Among the most noteworthy elements of Crawford's game-winner and the Hawks' string of recent wins is how they have highlighted the dilemma Hawks opponents face by having two established finishers on the floor. Oklahoma City, which plays the first-place Hawks Monday, deals with this next.
"They have Joe Johnson and now they have Crawford as well, so they have two closers," Boston coach Doc Rivers told reporters last Monday, when the two combined for 37 points in the second half of the Hawks' come-from-behind road win. "That makes it really tough, especially when we get in a one-point game with them. It's very difficult to get stops against guys that don't need a play to score."
Three days prior to that game, in a home win over Boston, Crawford scored 14 fourth-quarter points on 5-of-6 shooting after providing only four points in the first three quarters, including a ridiculous four-point play when he was fouled tossing up a 3-pointer from the corner.

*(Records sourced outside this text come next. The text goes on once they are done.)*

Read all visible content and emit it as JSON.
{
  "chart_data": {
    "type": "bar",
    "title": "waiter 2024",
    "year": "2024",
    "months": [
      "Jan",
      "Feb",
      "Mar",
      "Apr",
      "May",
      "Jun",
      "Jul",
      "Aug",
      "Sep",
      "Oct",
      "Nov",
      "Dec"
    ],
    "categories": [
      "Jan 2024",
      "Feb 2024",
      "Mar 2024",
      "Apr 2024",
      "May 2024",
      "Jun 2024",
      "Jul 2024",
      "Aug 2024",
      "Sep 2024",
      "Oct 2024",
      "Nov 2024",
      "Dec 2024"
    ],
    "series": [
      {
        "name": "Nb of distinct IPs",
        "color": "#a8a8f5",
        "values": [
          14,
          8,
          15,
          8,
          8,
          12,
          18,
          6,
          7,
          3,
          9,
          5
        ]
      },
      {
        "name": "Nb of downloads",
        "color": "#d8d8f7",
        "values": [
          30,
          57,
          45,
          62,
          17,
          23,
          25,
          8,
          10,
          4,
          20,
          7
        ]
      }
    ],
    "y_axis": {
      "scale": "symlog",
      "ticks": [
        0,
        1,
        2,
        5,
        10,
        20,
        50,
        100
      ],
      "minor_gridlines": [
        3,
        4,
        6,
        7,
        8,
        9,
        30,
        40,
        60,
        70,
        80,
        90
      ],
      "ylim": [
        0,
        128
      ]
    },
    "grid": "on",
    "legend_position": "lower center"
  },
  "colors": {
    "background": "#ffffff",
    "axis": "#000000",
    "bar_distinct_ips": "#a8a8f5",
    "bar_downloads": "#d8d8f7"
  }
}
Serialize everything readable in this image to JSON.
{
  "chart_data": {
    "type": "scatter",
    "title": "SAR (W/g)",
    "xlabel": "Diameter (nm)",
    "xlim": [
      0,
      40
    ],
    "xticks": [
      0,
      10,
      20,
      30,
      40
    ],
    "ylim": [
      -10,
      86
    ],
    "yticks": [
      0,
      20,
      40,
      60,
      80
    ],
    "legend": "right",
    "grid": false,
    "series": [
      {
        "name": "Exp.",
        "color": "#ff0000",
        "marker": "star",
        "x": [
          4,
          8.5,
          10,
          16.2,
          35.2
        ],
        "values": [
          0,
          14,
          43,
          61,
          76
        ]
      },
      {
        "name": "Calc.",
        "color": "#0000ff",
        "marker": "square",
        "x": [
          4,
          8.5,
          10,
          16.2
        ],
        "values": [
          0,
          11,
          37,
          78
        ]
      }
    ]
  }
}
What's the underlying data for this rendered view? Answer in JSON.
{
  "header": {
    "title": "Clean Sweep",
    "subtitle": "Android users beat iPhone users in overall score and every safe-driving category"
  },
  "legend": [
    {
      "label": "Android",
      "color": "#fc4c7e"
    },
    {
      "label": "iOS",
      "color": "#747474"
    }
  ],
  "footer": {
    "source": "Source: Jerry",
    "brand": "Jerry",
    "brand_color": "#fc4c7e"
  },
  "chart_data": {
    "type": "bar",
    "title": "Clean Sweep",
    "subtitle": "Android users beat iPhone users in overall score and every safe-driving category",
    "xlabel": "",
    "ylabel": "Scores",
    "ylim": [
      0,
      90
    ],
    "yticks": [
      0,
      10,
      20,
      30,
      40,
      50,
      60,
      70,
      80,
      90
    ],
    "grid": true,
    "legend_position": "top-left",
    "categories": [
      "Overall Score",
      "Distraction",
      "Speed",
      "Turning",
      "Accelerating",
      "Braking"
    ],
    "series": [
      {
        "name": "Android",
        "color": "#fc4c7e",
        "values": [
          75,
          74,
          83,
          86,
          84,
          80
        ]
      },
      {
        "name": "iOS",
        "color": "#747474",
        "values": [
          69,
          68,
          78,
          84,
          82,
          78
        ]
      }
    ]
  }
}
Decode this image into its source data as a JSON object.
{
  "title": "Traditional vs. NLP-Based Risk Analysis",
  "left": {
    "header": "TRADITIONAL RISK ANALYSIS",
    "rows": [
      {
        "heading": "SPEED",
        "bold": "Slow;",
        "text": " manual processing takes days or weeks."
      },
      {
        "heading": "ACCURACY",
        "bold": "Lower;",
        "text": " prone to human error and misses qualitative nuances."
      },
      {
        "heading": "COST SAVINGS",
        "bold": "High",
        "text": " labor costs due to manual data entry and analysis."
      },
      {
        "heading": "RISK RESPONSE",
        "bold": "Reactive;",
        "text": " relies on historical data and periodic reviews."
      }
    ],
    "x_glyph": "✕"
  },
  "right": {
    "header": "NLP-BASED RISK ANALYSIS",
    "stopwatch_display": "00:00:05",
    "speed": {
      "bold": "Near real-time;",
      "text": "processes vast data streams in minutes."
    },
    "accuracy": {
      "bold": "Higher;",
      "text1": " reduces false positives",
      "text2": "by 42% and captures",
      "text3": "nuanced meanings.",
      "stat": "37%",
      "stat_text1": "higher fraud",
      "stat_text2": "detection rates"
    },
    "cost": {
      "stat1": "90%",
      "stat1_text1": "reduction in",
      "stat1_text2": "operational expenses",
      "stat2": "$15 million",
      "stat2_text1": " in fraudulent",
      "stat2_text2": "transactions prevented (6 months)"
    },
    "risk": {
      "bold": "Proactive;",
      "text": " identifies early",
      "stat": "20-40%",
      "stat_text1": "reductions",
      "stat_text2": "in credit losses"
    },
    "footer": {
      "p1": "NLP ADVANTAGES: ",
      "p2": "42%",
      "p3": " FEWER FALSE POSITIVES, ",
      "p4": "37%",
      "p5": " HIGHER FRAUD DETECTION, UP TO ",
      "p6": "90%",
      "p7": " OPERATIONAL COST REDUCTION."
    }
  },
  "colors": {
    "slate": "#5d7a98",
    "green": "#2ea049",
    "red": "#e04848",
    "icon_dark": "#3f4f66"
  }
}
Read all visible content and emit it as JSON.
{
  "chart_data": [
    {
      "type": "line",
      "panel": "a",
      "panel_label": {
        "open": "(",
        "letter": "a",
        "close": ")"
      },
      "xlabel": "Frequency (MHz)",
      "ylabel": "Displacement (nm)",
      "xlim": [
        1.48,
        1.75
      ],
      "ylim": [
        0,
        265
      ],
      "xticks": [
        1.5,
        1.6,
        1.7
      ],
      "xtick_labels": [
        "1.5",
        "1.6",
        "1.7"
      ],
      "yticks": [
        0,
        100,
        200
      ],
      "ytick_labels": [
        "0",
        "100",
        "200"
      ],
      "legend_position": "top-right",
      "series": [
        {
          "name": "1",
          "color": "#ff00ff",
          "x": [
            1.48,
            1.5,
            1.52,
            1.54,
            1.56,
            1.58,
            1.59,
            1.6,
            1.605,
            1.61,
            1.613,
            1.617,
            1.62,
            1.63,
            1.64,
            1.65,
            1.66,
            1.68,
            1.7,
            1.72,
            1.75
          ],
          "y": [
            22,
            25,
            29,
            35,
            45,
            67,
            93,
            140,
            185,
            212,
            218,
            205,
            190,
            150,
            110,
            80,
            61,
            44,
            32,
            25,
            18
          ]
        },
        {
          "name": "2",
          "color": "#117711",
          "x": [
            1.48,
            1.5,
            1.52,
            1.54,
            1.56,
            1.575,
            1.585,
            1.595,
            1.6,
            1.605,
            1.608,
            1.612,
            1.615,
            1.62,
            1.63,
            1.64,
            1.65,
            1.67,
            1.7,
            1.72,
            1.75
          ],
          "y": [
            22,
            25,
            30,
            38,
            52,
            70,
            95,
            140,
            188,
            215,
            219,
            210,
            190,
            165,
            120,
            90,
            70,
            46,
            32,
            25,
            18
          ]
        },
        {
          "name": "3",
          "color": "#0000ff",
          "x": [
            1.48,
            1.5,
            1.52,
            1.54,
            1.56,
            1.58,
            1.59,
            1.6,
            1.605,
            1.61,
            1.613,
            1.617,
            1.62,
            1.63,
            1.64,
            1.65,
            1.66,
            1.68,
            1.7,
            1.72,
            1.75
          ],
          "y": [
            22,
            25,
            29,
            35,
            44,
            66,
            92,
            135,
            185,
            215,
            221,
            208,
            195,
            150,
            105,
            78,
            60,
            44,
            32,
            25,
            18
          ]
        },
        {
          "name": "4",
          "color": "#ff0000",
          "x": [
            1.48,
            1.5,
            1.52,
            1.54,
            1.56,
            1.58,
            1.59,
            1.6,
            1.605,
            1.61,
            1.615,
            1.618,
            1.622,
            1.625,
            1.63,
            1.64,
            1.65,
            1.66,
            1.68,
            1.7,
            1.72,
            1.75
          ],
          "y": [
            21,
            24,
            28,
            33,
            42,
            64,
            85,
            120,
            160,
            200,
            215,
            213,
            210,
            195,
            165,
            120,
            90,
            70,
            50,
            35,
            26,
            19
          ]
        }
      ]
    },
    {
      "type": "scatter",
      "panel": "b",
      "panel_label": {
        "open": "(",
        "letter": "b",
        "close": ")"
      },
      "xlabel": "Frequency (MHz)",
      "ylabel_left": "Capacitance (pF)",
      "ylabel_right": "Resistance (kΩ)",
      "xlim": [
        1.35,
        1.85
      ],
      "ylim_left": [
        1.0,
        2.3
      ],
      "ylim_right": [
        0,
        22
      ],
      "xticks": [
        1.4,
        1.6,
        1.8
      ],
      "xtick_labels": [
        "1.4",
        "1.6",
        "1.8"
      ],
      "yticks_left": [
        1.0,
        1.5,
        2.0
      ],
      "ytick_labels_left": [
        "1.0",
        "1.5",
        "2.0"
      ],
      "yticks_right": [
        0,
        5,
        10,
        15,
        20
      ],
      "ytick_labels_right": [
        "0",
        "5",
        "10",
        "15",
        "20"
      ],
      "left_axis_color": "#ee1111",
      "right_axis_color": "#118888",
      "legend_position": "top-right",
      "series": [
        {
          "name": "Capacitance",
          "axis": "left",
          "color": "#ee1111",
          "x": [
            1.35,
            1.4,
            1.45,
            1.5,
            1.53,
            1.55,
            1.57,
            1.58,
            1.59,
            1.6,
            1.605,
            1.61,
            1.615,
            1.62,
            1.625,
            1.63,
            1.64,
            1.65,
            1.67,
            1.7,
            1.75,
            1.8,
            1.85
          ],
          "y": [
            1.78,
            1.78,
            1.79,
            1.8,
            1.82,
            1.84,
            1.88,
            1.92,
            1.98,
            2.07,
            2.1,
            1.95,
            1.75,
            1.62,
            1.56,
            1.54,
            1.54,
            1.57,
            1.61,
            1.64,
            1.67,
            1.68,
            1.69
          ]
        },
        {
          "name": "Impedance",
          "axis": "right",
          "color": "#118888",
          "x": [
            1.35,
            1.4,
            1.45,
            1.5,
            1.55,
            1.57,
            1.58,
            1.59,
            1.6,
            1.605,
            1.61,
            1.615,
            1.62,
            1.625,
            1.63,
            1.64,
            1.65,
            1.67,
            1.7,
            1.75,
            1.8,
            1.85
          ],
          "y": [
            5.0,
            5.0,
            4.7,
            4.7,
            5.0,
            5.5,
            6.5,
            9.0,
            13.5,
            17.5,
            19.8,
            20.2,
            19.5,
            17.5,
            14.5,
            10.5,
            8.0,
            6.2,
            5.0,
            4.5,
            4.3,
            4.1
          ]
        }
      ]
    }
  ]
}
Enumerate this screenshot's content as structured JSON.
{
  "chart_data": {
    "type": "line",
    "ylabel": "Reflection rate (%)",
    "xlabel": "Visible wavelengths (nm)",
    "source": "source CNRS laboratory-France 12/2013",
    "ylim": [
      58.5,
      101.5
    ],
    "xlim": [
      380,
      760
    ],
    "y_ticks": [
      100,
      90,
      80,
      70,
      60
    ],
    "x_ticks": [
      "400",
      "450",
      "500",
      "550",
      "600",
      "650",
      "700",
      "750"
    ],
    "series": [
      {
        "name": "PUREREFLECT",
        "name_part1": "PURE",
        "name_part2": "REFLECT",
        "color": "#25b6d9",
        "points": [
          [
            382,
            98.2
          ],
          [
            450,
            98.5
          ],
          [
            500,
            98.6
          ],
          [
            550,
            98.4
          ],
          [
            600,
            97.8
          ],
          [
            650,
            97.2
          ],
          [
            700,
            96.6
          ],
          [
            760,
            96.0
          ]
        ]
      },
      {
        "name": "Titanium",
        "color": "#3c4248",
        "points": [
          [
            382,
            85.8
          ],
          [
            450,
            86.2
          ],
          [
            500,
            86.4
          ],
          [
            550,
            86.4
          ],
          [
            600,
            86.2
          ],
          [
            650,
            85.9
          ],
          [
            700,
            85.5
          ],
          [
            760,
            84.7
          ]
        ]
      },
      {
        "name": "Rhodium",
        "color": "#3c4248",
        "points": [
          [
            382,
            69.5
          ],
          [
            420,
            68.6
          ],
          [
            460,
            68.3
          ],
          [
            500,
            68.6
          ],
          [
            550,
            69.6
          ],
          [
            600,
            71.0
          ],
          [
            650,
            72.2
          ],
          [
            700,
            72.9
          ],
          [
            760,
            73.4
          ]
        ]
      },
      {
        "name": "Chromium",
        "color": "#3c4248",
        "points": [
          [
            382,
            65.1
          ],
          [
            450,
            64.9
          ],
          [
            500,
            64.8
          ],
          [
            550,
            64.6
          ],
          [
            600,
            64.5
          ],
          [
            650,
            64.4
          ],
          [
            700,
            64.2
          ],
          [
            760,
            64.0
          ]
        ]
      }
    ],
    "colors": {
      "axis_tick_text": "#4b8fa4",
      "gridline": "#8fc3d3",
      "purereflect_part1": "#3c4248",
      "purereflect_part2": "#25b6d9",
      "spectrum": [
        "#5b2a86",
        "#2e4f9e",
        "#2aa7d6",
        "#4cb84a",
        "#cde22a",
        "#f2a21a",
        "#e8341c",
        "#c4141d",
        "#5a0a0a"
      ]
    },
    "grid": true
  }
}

After losing in Orlando last Saturday, Crawford scored 11 points in the final seven minutes of the third quarter in Boston as the Hawks rallied from a 14-point, third-quarter hole. Johnson took the baton in the fourth quarter, scoring fromeverywhere and dropping 12 points on Boston, part of a 36-point game.
Against Washington last Wednesday, Johnson went for seven points and Crawford 14 in the fourth quarter as the Hawks fended off the Wizards' comeback.
"Guys have to stay home with [Crawford] and they don't want to leave him, so it kind of gives me a little room to operate," Johnson said.
Crawford, too, has noticed the extra space.
When Crawford played in New York, "Even when we had Stephon (Marbury), I took the majority of the game-winning shots, the big shots," Crawford said. "Now I have another person who's just like that. It's a lot of fun."
Crawford's knack for closing was one reason Hawks general manager Rick Sund acquired him from Golden State over the summer. Last year, according to the web site 82games.com, Crawford was 13th in scoring in the clutch – defined as the fourth quarter or overtime with less than five minutes remaining with the margin five points or less. Johnson was 16th.
In Crawford, the Hawks have a fourth-quarter master who sets up his theatrics well in advance.
"Maybe if I see a certain move that's working throughout the game," he said, "I'll save another move in the back of my head that I can use" in the fourth quarter.
Employing two closers whose primary method is jump shots opens the risk of both going cold, as the Hawks have experienced. But having two such players is certainly better than one.
"It feels great to have another guy there to make the defense play honest and who can really score the basketball," Johnson said. "It does. It takes a lot of pressure off me."